Ne garip sey hayat, evet cok acik olmadi bu ifade. Yani; ancak bakinca goruyor olmak ne garip, demek ki bakmadigimiz onca zaman neleri gormeden atliyoruz. Simdi gorduklerimi acaba gorebilir miydin son okudugum iki kitabi okumasaydim, ya da icimdeki o "rebellious" ortaya cikabilir miydi son olanlar olmasaydi. Cok bisey olmadi; bir iki terslik, bir iki yalnizlik, bir iki vazgecis...Aradim diye mi gordum ya da onlar da zaten yeni mi ortaya cikmisti, bilmem mumkun degil ama ters giden seyler var ve meger ters giden seyler olmadigi zaman hayatin icinde bir terslik varmis . Hem de ne terslik...hayal edebilmek guzel, birinin hayali olmak bazen birini hayal etmek, birseyi degistirmeye kalkmak, aklinla yureginle... Yureginin aklinin onunde olmasi, cok klise geliyor biliyorum. "Love in times of Colera" ve "Ask" kitabinda okurken kucumsedigim o romantizm icine aldi beni ve herseyin disardan muntazam gorundugu zamanlarda- iste o muntazamligin izin vermedigi hayallerin eksikliginde- hayatin ne tur yavan oldugunu anladim. Evet bir daha. Hayallerin boslugunu, anlamasi zor dusuncelerle doldurmaya calistim; tek saniyemi bos birakmadim, yorgunluk hissinden medet uydum, onla uyusturmaya calistim bedenimi ve zihnimi, duygularin sarhoslugu yokken.
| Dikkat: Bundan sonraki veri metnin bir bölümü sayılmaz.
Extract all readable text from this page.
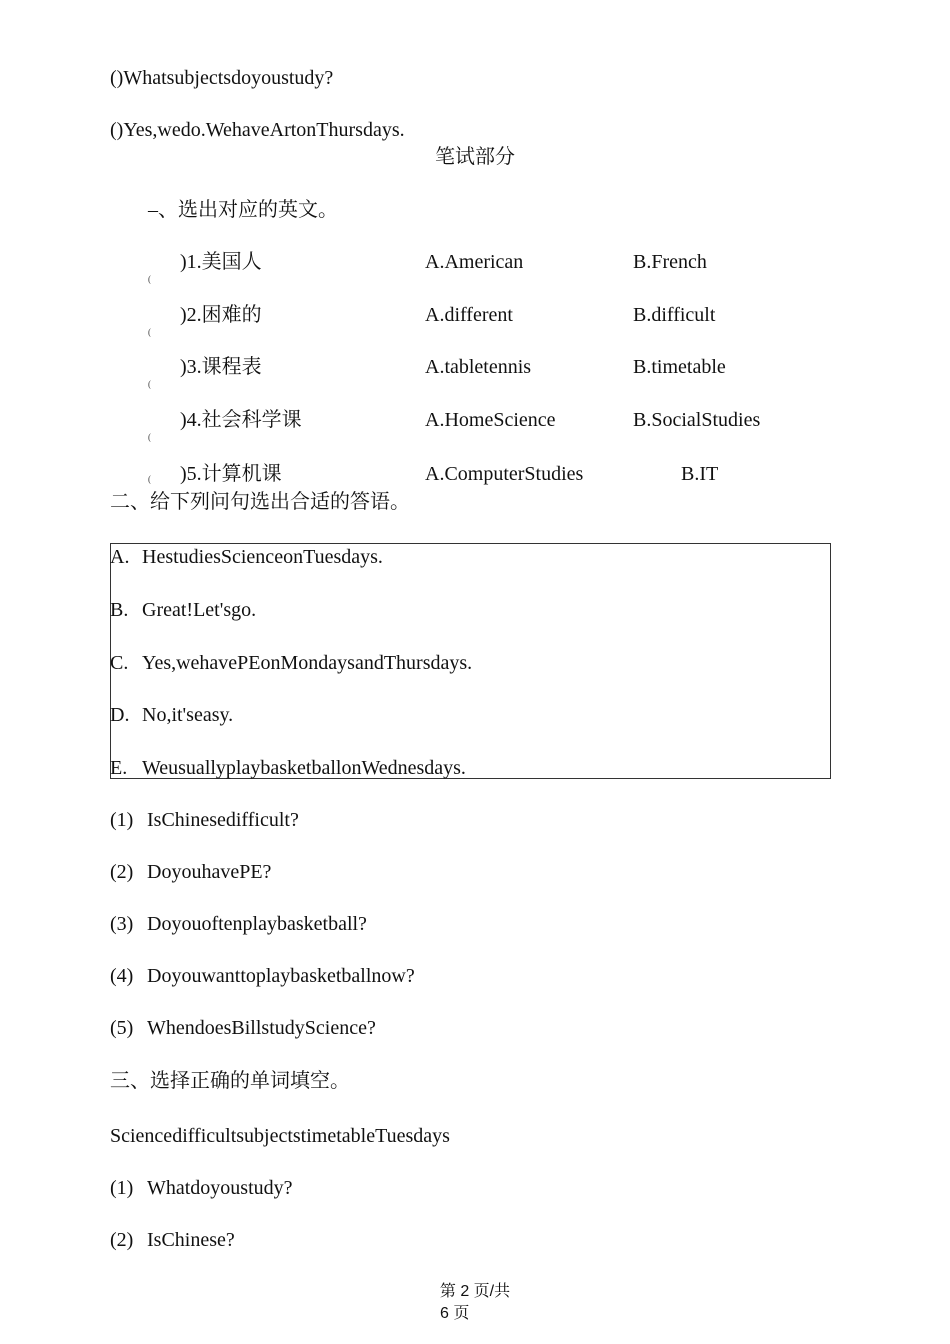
()Whatsubjectsdoyoustudy?
()Yes,wedo.WehaveArtonThursdays.
笔试部分
–、选出对应的英文。
(
)1.美国人	A.American	B.French
(
)2.困难的	A.different	B.difficult
(
)3.课程表	A.tabletennis	B.timetable
(
)4.社会科学课	A.HomeScience	B.SocialStudies
( )5.计算机课	A.ComputerStudies	B.IT
二、给下列问句选出合适的答语。
A. HestudiesScienceonTuesdays.
B. Great!Let'sgo.
C. Yes,wehavePEonMondaysandThursdays.
D. No,it'seasy.
E. WeusuallyplaybasketballonWednesdays.
(1) IsChinesedifficult?
(2) DoyouhavePE?
(3) Doyouoftenplaybasketball?
(4) Doyouwanttoplaybasketballnow?
(5) WhendoesBillstudyScience?
三、选择正确的单词填空。
SciencedifficultsubjectstimetableTuesdays
(1) Whatdoyoustudy?
(2) IsChinese?
第 2 页/共
6 页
Simdi
alisigi oldugum o muhtesem bazda hayati cozup oyle yutuyorum. Bir zamanlar etrafimdaki hayatlara bakip, uygunsuzluguna karar verip uzun cabalarla kovdugum o melankoliyi aliyorum hayata. Tekrar butun oluyorum. "Saglikli" dusunceye engel gordugum o seyin icinde eritiyorum dusunceleri ve oyle keskinlesiyor ki artik dusunce...Haksizliklari, baskasina mal edilmis acilari hayatinin icinde hissetmeye basliyorsun. Melankoliyle aritiyorsun hisleri, alisilmisliklardan. Alisilmisliklarin hepsi disarda kaliyor ve alisarak hosgordugun butun haksizliklar belki ilk defa, belki bir zamanlar oldugu gibi tekrar, yuregini daglayabiliyor. Bazisi yasayamiyormus saf huzur diye gorunen seyin icinde, ya da huzura erebilmesi once bir huzursuzluga ermesiyle mumkunmus. Ya da kimisine harammis huzur. Halen anlamadigin (elbette anlamiycan) bir gizem var bu isin icinde, bin defa tekrara etmis olmama ragmen ilk defa bu kadar samimiyetle soyledigim gibi ve gelecek sefer bunu da asan bir samimiyetle soylemeyi umdugum gibi, icinde gizem oldukca yasamak var,yasadigini anlamak ya da yasadigini hissetmek. Ne huzurun, ne sunun ne bunun... gizemin hatrina cirpinislar. O gizemin umuduna, o gizemin umutsuzluguna bazen, sonra tekrar umuduna...Bir de iste inmeler ve cikmalar var hayatta, herbiri birbirinden keyifli.